The first introductory chapter (1-12) discusses a number of disparate issues in the study of the Edict, including the introduction of the notion of iustum pretium, the connection between price regulation and currency reform, the arrangement of water transport routes, and the structure of the prices, which is revealed to fit 'a coinage that included units of 25 denarii, the billon nummus, and of 2 denarii' (11). Most importantly, Crawford convincingly argues that the layout of the inscription implies that the Price Edict predated the Currency Dossier, and so was issued in the summer of 301, which requires amending the tribunician date. Oddly, his discussion does not refer to a peculiarity of the Aphrodisias copy, where the year of tribunician power for both Diocletian and Maximian is given as VX (VXII for Maximian in the Currency Edict), in this order of digits, rather than XVIII. (He does not explain why he takes the former to mean '5 times' and not 15.) In fact, it confirms his suggestion: as Reynolds pointed out, the usual date 'rests on the belief that those who used the titles [...] were all very well informed'. [5] Chapter 2, by Stinson (13-29), provides a reconstruction and context of the inscription as a monument and is a masterpiece of its kind. It will be required reading for scholars interested in the epigraphic publication of imperial enactments.

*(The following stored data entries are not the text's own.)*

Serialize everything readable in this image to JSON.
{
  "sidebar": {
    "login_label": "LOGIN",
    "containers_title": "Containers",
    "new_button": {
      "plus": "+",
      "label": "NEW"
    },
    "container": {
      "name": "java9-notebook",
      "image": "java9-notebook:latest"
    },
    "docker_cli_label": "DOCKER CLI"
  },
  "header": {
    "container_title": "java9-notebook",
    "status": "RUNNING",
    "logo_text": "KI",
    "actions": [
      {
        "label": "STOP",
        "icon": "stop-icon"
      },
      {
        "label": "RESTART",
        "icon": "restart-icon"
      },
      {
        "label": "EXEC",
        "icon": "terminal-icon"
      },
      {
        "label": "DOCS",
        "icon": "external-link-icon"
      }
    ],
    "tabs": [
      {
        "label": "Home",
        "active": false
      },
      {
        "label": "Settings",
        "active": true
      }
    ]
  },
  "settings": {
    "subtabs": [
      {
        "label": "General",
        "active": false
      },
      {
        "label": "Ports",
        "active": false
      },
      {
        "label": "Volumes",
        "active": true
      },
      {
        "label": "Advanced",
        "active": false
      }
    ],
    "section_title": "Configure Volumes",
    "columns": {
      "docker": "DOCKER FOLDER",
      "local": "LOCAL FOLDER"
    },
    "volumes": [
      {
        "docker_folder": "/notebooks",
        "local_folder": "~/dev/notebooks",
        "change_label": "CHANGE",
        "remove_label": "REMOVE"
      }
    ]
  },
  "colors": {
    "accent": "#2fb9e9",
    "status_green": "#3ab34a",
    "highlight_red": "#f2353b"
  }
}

Finally, the volume includes new editions of the Aphrodisias copy of the Currency Edicts (127-131) and of the promulgation edict of Fulvius Asticus from Aezani, with a new Latin retro-version (171). The former, in particular, is a major advance on Reynolds's edition, which it supersedes.
Notes:
[1] S. Lauffer: Diokletians Preisedikt, Berlin 1971.
[2] M. Giacchero: Edictum Diocletiani et collegarum de pretiis rerum venalium, Genova 1974, vol. 2, tab. LXXXIV-XCV.
[3] J.M. Reynolds / Ch. Roueché: Aphrodisias in Late Antiquity. The late Roman and Byzantine inscriptions including texts from the excavations at Aphrodisias conducted by Kenan T. Erim, London 1989, 252-318.
[4] E.R. Graser: "The Edict of Diocletian on Maximum Prices", in: An Economic Survey of Ancient Rome, vol. 5, ed. by T. Frank, Baltimore 1940, 305-421; A. Kropff: An English translation of the Edict on Maximum Prices, also known as the Price Edict of Diocletian. (Edictum de pretiis rerum venalium). Published at Academia.edu, April 27, 2016. URL: https://kark.uib.no/antikk/dias/priceedict.pdf [09.06.2026].
[5] J.M. Reynolds / Ch. Roueché: Aphrodisias in Late Antiquity. The late Roman and Byzantine inscriptions including texts from the excavations at Aphrodisias conducted by Kenan T. Erim, London 1989, 268.